Enjeu chiffré à plusieurs dizaines de Mds€ dans le traitement de l’eau potable, les per et poly fluoroalkylées (Pfas) vont entrer dans le régime pollueurs payeurs. Ainsi en a décidé le parlement. Dans les mêmes termes que les sénateurs, les députés ont approuvé le 20 février les deux articles de la proposition de loi portée depuis 2023 par le député écologiste Nicolas Thierry, rapporteur.
Débats virulents
La virulence des débats dissimule un large consensus transpartisan. Seul le Rassemblement national et ses alliés de l’Union des droites pour la république se sont opposés au texte largement modifié en 2024 par le Sénat, et défendu avec vigueur, ce 20 février, par la ministre de la Transition écologique Agnès Pannier-Runacher. A l’arrivée, la proposition a recueilli 231 votes favorables, contre 51.
A raison de 1000 € par centaine de grammes rejetés dans l’eau potable, la redevance prévue à l’Article 2 a fait partie des dispositions les plus discutées. « Vous défendez l’industrie chinoise contre les Français », a répété à de nombreuses reprises le député Pierre Meurin (RN, Gard). A l’en croire, l’ensemble des représentants de la nation, à l’exception du Rassemblement national et de ses alliés, auraient cédé « aux pressions du parti Asie écologie les Verts ».
Message aux collectivités
Face à lui, l’ancien ministre macroniste Thomas Cazenave brandit les résultats des prélèvements : « 17 millions de Français ont bu de l’eau non potable en 2024. C’est à cela que vous devriez vous opposer ».
Les défenseurs de la redevance imposée aux industriels reconnaissent volontiers sa portée financière très limitée, compte tenu de l’héritage légué par des dizaines d’années de déversement dans les cours d’eau et les nappes.

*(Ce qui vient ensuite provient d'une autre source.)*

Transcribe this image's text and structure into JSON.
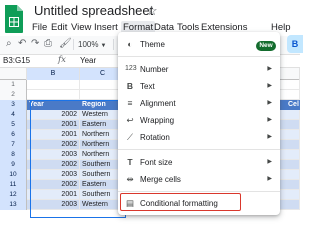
{
  "app": {
    "title": "Untitled spreadsheet",
    "logo_icon": "sheets-logo-icon",
    "star_icon": "star-outline-icon",
    "menubar": [
      "File",
      "Edit",
      "View",
      "Insert",
      "Format",
      "Data",
      "Tools",
      "Extensions",
      "Help"
    ],
    "active_menu": "Format"
  },
  "toolbar": {
    "icons": [
      "search-icon",
      "undo-icon",
      "redo-icon",
      "print-icon",
      "paint-format-icon"
    ],
    "zoom": "100%",
    "share_glyph": "B"
  },
  "formula_bar": {
    "name_box": "B3:G15",
    "fx": "fx",
    "value": "Year"
  },
  "grid": {
    "columns": [
      "",
      "B",
      "C",
      "",
      "",
      "",
      "",
      "",
      ""
    ],
    "visible_column_letters": [
      "B",
      "C"
    ],
    "rows": [
      "1",
      "2",
      "3",
      "4",
      "5",
      "6",
      "7",
      "8",
      "9",
      "10",
      "11",
      "12",
      "13"
    ],
    "header": {
      "year": "Year",
      "region": "Region",
      "extra": "Cel"
    },
    "data": [
      {
        "year": "2002",
        "region": "Western"
      },
      {
        "year": "2001",
        "region": "Eastern"
      },
      {
        "year": "2001",
        "region": "Northern"
      },
      {
        "year": "2002",
        "region": "Northern"
      },
      {
        "year": "2003",
        "region": "Northern"
      },
      {
        "year": "2002",
        "region": "Southern"
      },
      {
        "year": "2003",
        "region": "Southern"
      },
      {
        "year": "2002",
        "region": "Eastern"
      },
      {
        "year": "2001",
        "region": "Southern"
      },
      {
        "year": "2003",
        "region": "Western"
      }
    ],
    "colors": {
      "header": "#4a7ac7",
      "band_a": "#e3ecfa",
      "band_b": "#cfdcf2",
      "selection": "#1a73e8"
    }
  },
  "format_menu": {
    "theme": {
      "label": "Theme",
      "icon": "palette-icon",
      "badge": "New"
    },
    "items": [
      {
        "label": "Number",
        "icon": "number-123-icon"
      },
      {
        "label": "Text",
        "icon": "bold-b-icon"
      },
      {
        "label": "Alignment",
        "icon": "align-left-icon"
      },
      {
        "label": "Wrapping",
        "icon": "wrap-text-icon"
      },
      {
        "label": "Rotation",
        "icon": "text-rotation-icon"
      }
    ],
    "items2": [
      {
        "label": "Font size",
        "icon": "font-size-icon"
      },
      {
        "label": "Merge cells",
        "icon": "merge-cells-icon"
      }
    ],
    "conditional": {
      "label": "Conditional formatting",
      "icon": "paint-roller-icon"
    },
    "highlight_color": "#d9372c",
    "submenu_arrow_icon": "triangle-right-icon"
  }
}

Auteur du rapport sur les Pfas commandé à l’été 2023 par l’ancienne Première ministre Elisabeth Borne, Cyrille Isaac-Sibille (Modem) évalue son produit à 2 M€. « Le message s’adresse aux collectivités. La redevance témoigne du fait qu’elles ne sont pas seules », développe le député du Rhône.
Un plan national en septembre
Moins d’un an après la promulgation de la loi, ses auteurs ont prévu qu’un plan national interministériel détaillera la stratégie de lutte contre les Pfas et la répartition de son financement. « Nous y travaillons depuis un an, en vue d’une finalisation en septembre prochain », a promis la ministre de la Transition écologique lors du débat du 20 février à l’Assemblée nationale. Autre perspective ouverte par le législateur, des cartes établies par les Agences régionales de santé présenteront l’exposition des populations.
Agnès Pannier-Runacher n’ignore pas que « le financement de la qualité de l’eau et la feuille de route de la France, dans ce domaine, constituent une préoccupation majeure des intercommunalités ». Elle renvoie les élus locaux à la prochaine « grande conférence nationale, qui abordera tous les enjeux de manière profonde, jusqu’en 2050 ».
Convergence transpartisane
Dans l’immédiat, l’ex-ministre de l’Industrie se réjouit du consensus transpartisan qui a rendu possible l’évolution du texte. La concertation avec les fabricants a permis d’épargner le groupe Seb. Annoncées dans l’article 1er avant une liste plus précise par décret, les interdictions d’utiliser les Pfas s’appliqueront entre 2026 et 2030 à la cosmétique, au fartage, au textile et à la chaussure, à l’exception de produits techniques sans autres solutions immédiates. Le contrôle de l'application de cette mesure aux importateurs reposera sur les douanes, la direction de la concurrence, de la consommation et de la répression des fraudes, ainsi que sur les directions régionales de l'environnement, de l'aménagement et du logement.
Autre ancien ministre de l’Industrie devenu vice-président de l’Assemblée nationale, Roland Lescure exprime son « enthousiasme ». « Il y a un an, le texte attrape-tout mettait certaines de nos industries en péril. En travaillant ensemble, nous avons prouvé notre capacité à converger au service de l’industrie et de la planète », se réjouit-il.
Emotion du législateur
Louangé de la droite à la gauche dans les bancs de l’Assemblée, le rapporteur écologiste Nicolas Thierry (Gironde) n’a pas caché son émotion, à l’issue du vote qui conclut deux ans et demi de combat à plein temps. Il a rendu hommage à la coalition scientifique et citoyenne incarnée par le chimiste Pierre Labadie, les associations Générations futures, Notre affaire à tous, la Ligue contre le cancer, la CGT, la presse d’investigation…
« Ils ont brisé le silence douloureux des victimes, face à l’un des plus grands scandales sanitaires du XXIème siècle », conclut le père de la loi Pfas.